I’m really sad that they’ve confirmed they aren’t interested in open source for Obsidian either :(
No good way to use it across multiple devices is my deal breaker for obsidian.
I’ve been using Syncthing for this purpose. My notes are synced between a desktop, laptop, Android phone, and Android tablet. It took me forever to finally take the time to try Syncthing, and it’s been nearly flawless.
You need Obsidian sync for that. It works awesome. It’s not free.
It was time to ditch Evernote YEARS ago. Obsidian is basically the best alternative.
This is why you don’t buy in to subscriptions for every little thing.
Don’t go to Notability. They went full asshole at the top of this last semester. Changed the entire interface as people were starting their first week of class. They nuked features that made note taking for class nice. They clearly don’t respect their users and will most likely do the same thing again.
They shouldn’t have started using it in the first place, as it is a proprietary APP that spies on everything the user puts into it.

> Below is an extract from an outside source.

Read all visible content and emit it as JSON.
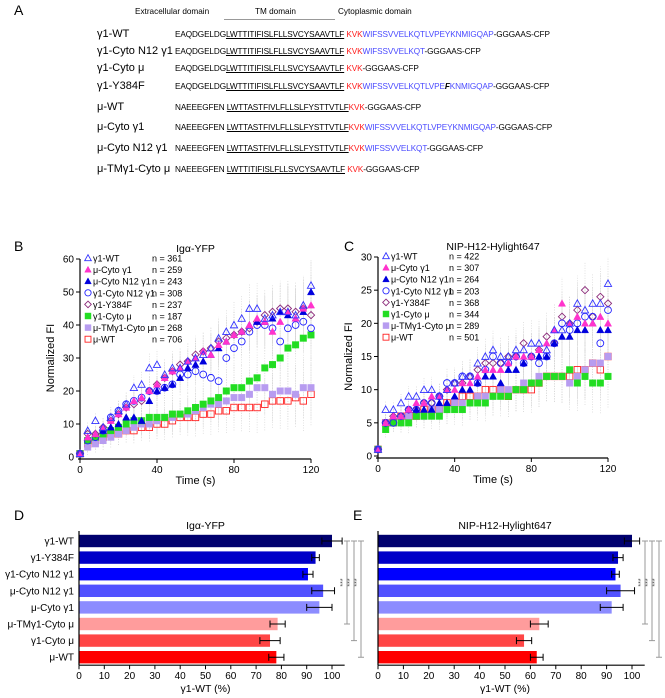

Standard Notes is fantastic, assuming that:
- you don’t need to collaborate in real-time with your notes (you can share them after the fact and there is a way to give multiple accounts edit access to the same note, but it looked complicated and I haven’t explored it)

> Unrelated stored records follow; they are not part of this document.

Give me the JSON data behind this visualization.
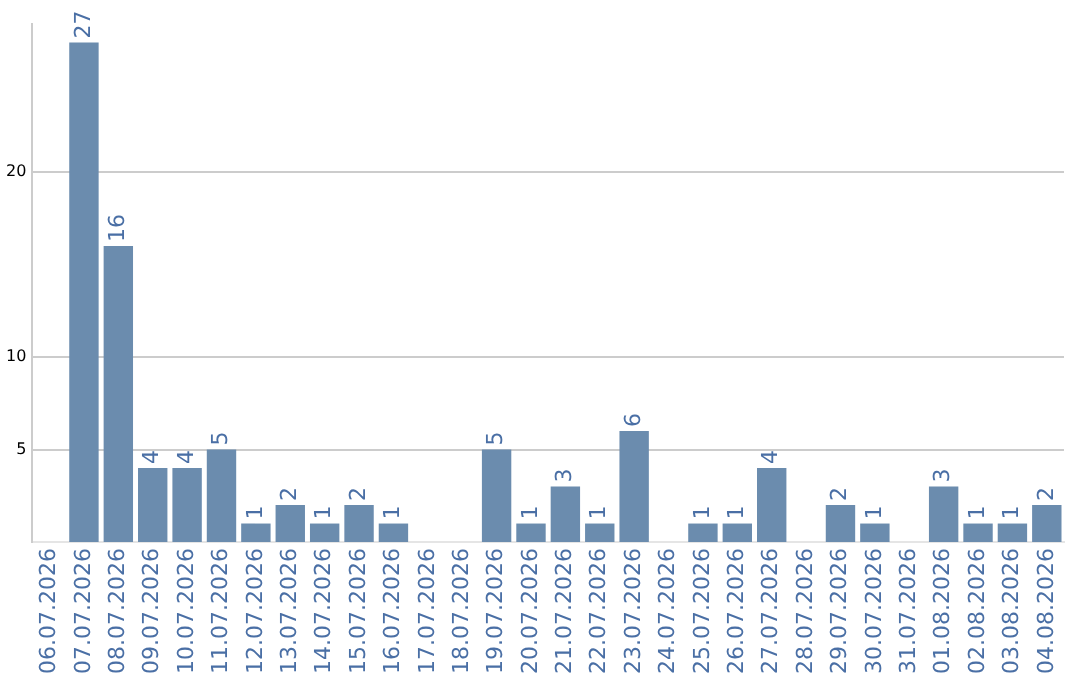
{
  "chart_data": {
    "type": "bar",
    "categories": [
      "06.07.2026",
      "07.07.2026",
      "08.07.2026",
      "09.07.2026",
      "10.07.2026",
      "11.07.2026",
      "12.07.2026",
      "13.07.2026",
      "14.07.2026",
      "15.07.2026",
      "16.07.2026",
      "17.07.2026",
      "18.07.2026",
      "19.07.2026",
      "20.07.2026",
      "21.07.2026",
      "22.07.2026",
      "23.07.2026",
      "24.07.2026",
      "25.07.2026",
      "26.07.2026",
      "27.07.2026",
      "28.07.2026",
      "29.07.2026",
      "30.07.2026",
      "31.07.2026",
      "01.08.2026",
      "02.08.2026",
      "03.08.2026",
      "04.08.2026"
    ],
    "values": [
      null,
      27,
      16,
      4,
      4,
      5,
      1,
      2,
      1,
      2,
      1,
      null,
      null,
      5,
      1,
      3,
      1,
      6,
      null,
      1,
      1,
      4,
      null,
      2,
      1,
      null,
      3,
      1,
      1,
      2
    ],
    "color": "#6b8cae",
    "ylim": [
      0,
      28
    ],
    "yticks": [
      5,
      10,
      20
    ],
    "grid": "y",
    "data_labels": true
  }
}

- you primarily use a keyboard - mobile counts, even if you’re using speech to text or Scribble on iPad - rather than wanting a canvas to draw on.
- you’re not trying to upload documents and annotate them
StandardNotes has the following going for it:
- it’s FOSS
- it’s easily self-hostable
- it’s also offered as SaaS, and if you use that your notes are e2ee
- if you self-host you can still use the official mobile apps (but those are open source, too)
- it has a web app, mobile apps, desktop apps on Windows, Mac, and Linux
- there is a variety of editor plugins created by the community that can be used even if you use the free SaaS offering - check out https://github.com/jonhadfield/awesome-standard-notes for a list.
I’ve been using StandardNotes for a few years at this point (as a paid user on their 5 year plan, which no longer exists as far as I know) and have also developed an editor plugin for it.
StandardNotes (I compared it to SimpleNote when I tested it months ago):
- Doesn’t support markdown without $ - simplenote does
- Doesn’t support checkboxes without $ - simplenote does
- Doesn’t even allow rich text without paying
- $119/year subscription
- Simplenote syncs faster
It calls itself FOSS but really, most of the important functionality is paid-only.
I use the
marksman
language server with my neovim configuration. It makes a navigable wiki-ish system ., especially when you set it up withcompletion.wiki.style = "file-path-stem"
in the.marksman.toml
( see: here for what that does.This, plus syncthing or git, works for syncing .
Neither Joplin nor Obsidian do everything I want. Both have that feeling of pita open source app like Gimp. I still use Joplin but it isn’t anywhere near perfect.
plaintext .txt
I like all these open source options. However, are there any for handwriting?
I always felt that Evernote was a confusing mess line OneNote I would try to use it every couple years thinking it would different only to give up a little later and go back to Notepad++
Standardnotes and Notesnook also good as well and they provide web app
Joplin is very nice if, like me, you don’t like product lock-in. The notes are structured and organised, but under the hood its basically just markdown. So exporting your notes to something else is no fuss.
Lots of mentions for Obsidian. I’ll throw in my favorite for the past few years that’s similar: Logseq! Check it out!
Simplenote is also great and cross platform.